Jogando o Jogo Igreja

Jogando o jogo Igreja
Jogando o jogo Igreja

A essa altura do campeonato, está consumado o fato de que a igreja, como a conhecemos, não atende às expectativas primárias dos desejosos em encontrar os resgatados do Senhor Jesus e, com eles, viverem em comunhão vertical com o Criador e em harmonia compatível às pessoas portadoras do amor ágape.

No livro “Por que você não quer mais ir à igreja?” de Wayne Jacobsen e Dave Coleman que, usando palavras encontradas sob a mesa de trabalho do Brabo, não me cativou até encontrar a segunda capa, há um bom momento quando aparece a expressão “jogar o jogo Igreja”. Mais à frente, perdem-se em loquacidades frívolas, ao tentarem detalhar o que já havia sido brilhantemente definido.

Adepto contumaz da AT (Análise Transacional), uma das heranças dos tempos com Zenon Lotufo Jr., também muito utilizada por Anselm Grunn e John Powell, definir o estado atual da igreja como um jogo psicológico soa como música em meus ouvidos. Ali estão líderes e liderados na dança do jogo onde estão as cadeiras denominadas vítima, salvador e perseguidor. O jogo se dá com a alternância dos participantes pelas cadeiras. Hora sou a vítima, os outros fiéis os perseguidores e o pastor o salvador, para logo me tornar em perseguidor transformando o pastor em vítima e os outros em salvadores. Segundo Eric Berne, criador da AT e autor do excelente e indispensável livro “Os Jogos da Vida”, entre outros, os jogos psicológicos sempre acabam mal.

Sei que alguns psicólogos, provavelmente os mais bem preparados que conseguiram romper a linha divisória entre a imaturidade e a maturidade profissional, devem estar delirando agora, ao depararem com minha sucumbente abordagem psicológica para o problema igreja. Mas o Prêmio Nobel da boa sacada deve ser entregue aos autores Jacobsen e Coleman por cunharem a definição tão acertada e expressiva.morcego-12

Author: Lou Mello

6 thoughts on “Jogando o Jogo Igreja

  1. Pingback: Lou Mello
  2. Vítima, salvador, perseguidor. A gente é tudo na vida.
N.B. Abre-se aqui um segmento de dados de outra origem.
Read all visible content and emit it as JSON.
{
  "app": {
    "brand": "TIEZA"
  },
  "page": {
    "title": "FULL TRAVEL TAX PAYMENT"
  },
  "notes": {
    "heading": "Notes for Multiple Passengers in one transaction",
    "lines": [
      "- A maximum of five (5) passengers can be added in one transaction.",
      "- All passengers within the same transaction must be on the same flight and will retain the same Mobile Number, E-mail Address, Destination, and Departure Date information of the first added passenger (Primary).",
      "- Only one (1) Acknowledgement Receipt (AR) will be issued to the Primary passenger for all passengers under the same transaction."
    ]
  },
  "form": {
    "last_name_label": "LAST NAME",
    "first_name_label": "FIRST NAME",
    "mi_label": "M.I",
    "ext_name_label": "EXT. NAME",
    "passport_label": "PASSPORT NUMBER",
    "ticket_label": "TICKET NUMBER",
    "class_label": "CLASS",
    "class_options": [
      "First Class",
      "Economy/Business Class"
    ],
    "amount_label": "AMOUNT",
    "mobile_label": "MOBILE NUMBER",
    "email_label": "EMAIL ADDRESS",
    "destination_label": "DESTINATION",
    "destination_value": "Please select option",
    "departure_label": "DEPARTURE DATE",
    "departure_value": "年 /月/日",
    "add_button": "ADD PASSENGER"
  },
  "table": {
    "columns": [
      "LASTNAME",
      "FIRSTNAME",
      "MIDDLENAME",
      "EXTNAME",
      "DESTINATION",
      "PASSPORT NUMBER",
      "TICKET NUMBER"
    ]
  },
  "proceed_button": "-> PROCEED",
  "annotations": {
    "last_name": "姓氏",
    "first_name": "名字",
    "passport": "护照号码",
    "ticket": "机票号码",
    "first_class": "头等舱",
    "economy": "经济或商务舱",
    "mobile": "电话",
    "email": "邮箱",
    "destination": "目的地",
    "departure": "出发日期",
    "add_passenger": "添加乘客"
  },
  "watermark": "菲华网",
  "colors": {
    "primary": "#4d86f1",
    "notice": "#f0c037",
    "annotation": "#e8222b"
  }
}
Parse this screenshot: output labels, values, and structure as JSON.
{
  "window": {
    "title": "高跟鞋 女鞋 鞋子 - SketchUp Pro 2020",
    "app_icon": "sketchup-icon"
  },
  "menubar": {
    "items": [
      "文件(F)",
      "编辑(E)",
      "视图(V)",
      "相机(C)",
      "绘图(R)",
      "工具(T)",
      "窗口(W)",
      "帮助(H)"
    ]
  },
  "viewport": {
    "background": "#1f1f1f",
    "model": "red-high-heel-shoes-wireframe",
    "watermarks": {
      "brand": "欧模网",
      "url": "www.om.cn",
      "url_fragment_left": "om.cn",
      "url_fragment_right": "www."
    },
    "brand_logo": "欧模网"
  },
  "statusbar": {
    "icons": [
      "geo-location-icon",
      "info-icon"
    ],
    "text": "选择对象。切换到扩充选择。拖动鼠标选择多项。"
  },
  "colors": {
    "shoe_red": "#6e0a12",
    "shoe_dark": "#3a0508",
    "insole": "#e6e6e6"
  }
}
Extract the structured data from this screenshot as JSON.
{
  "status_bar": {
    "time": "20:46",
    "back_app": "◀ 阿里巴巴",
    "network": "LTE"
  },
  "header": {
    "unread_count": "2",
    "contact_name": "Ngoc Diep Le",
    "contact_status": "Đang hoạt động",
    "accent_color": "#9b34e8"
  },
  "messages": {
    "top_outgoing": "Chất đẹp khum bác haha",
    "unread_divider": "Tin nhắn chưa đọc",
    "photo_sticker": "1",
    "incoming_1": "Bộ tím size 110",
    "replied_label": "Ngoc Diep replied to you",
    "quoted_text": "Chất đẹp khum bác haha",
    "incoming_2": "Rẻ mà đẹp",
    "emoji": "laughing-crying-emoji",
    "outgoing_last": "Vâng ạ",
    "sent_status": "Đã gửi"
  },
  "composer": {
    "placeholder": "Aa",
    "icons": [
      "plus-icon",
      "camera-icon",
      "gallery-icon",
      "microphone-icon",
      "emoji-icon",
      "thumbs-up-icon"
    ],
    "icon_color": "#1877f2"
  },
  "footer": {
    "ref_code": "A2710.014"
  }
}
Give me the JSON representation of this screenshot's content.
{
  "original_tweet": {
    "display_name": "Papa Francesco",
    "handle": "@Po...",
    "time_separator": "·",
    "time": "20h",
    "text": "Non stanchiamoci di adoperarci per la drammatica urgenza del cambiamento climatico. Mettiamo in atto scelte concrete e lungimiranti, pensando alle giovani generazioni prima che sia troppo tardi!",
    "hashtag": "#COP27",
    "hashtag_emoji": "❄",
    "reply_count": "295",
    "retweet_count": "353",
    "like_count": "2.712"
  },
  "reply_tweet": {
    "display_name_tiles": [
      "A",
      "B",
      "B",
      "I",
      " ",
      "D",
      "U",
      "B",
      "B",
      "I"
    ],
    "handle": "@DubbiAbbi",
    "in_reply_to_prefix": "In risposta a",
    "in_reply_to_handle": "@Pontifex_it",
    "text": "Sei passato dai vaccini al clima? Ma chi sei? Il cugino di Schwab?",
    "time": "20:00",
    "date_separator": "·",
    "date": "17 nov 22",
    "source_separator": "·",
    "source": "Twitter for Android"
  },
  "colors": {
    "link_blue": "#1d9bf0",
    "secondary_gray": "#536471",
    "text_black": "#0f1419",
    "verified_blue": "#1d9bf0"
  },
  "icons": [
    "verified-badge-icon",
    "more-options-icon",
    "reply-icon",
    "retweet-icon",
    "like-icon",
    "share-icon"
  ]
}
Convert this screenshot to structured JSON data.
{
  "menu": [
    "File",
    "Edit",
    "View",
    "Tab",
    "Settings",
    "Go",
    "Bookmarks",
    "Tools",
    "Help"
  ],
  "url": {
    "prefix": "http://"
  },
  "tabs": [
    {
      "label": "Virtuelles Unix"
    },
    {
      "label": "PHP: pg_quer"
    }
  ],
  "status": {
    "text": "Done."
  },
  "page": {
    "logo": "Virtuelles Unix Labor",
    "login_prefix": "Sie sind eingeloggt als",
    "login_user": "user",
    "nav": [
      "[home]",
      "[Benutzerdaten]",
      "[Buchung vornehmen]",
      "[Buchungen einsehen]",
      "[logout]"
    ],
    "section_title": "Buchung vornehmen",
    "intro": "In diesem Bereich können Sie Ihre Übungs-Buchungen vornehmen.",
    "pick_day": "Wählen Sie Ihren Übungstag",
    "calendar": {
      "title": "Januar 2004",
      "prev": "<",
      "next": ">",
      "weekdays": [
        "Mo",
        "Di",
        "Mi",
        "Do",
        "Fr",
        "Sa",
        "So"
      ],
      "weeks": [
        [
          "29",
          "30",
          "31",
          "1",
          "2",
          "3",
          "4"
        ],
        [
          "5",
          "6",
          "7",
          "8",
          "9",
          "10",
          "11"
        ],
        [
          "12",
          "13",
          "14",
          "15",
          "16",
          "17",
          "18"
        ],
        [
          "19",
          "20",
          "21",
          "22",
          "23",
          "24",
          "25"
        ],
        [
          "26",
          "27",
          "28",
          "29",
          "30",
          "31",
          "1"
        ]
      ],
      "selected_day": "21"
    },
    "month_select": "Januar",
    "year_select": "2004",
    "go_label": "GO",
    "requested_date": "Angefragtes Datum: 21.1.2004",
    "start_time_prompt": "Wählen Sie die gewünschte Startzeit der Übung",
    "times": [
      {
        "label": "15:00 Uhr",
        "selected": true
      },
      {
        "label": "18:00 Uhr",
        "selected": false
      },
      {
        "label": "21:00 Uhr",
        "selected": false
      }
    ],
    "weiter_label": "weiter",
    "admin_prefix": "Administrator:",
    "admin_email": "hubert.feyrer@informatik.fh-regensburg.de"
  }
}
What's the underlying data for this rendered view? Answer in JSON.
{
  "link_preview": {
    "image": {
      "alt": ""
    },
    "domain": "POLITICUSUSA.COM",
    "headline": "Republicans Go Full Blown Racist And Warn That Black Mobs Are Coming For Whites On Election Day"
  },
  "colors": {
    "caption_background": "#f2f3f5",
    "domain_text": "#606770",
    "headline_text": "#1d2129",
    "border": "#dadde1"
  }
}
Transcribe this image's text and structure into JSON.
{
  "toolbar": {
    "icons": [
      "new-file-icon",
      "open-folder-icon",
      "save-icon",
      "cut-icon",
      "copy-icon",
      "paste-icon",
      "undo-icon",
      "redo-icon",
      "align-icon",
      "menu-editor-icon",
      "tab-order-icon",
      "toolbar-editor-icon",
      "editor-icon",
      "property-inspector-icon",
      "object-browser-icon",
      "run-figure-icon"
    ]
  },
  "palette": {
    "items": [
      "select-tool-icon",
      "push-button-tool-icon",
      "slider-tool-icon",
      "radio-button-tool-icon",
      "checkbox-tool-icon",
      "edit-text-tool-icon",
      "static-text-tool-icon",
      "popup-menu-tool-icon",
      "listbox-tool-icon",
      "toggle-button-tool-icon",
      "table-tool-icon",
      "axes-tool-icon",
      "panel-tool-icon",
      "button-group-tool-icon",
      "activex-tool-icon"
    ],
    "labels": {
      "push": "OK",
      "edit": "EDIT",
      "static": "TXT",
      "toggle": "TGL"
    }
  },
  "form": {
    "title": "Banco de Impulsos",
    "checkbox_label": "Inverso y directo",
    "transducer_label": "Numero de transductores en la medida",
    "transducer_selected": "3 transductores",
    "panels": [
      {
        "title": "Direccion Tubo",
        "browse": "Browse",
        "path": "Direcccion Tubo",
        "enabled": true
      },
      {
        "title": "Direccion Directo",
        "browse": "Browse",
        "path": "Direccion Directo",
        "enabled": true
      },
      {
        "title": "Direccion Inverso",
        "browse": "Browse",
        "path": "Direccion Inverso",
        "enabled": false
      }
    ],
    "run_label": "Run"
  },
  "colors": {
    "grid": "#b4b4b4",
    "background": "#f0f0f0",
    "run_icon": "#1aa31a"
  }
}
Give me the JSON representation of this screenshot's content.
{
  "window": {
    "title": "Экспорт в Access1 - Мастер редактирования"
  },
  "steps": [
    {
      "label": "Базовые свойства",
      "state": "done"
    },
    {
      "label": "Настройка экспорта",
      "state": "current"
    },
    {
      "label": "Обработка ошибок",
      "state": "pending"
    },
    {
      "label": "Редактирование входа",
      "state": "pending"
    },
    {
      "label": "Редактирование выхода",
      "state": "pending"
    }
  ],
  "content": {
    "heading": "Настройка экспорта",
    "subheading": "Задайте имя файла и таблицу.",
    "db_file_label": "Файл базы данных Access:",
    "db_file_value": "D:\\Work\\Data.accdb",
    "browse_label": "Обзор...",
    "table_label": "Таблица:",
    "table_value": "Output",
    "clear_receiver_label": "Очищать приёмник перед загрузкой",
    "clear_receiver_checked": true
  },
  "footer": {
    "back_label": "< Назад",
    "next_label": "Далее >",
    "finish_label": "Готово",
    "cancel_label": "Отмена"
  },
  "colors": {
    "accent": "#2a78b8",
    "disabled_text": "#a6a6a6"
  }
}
Algumas várias vezes é tudo isso ao mesmo tempo agora, como diriam Os Titãs. Minha pergunta de um milhão de aplausos é:
    “Como se livrar desse maldito “triângulo das bermudas”, onde o genuíno “eu” e o “outro” desaparecem?
    Responde, se for capaz!

    Então, o próprio E. Berne responde: Não entre no jogo! Para isso, você precisará usar o estado de ego adulto. Veja, isso não significa não entrar em Igreja, mas no Jogo Igreja. Vale para todas as situações da vida. Os jogos tem regras e quem joga estará sujeito a elas, as explícitas e as implícitas.

  3. Os jogos “amorais” de igreja, eu os prefiro bem longe do meu caminho. Não combinam com a minha alma imoral nem com o meu corpo moral e esses dois já me dão tanto trabalho que nem Erick Berne resolve…


    Ele não, mas a AT ajuda bem, creia-me.

  4. Lou, penso que quem vai à “igreja” não está na Igreja e sim, jogando o jogo da “igreja”. Eles não tem consciencia do papel que representam; eles estão surdos, cegos, insensíveis e nada podemos fazer. O logosóficos é impotente e incompetente. É inútil.

    Concordo com tudo sobre a igreja e discordo de tudo sobre o logosóficos. 🙂

  5. Jacobsen??? Deve ser a parte iluminada da família…
    consegue editar livros,ter leitores…

    É esse não é fraco não. Depois da Cabana, não precisa nem trabalhar, mas já emplacou outro.

  6. Como todas as demais teorias psicológicas, ajuda a alguns, a outros não… Só um ajuda a todos que O buscarem… E vc sabe quem é, pode crer!

    Oh! A AT não se propõe a tanto, apenas ajudar como ferramenta de análise das transações (de comunicação). Sem dúvida, solução só mesmo com o chefão das regiões celestiais.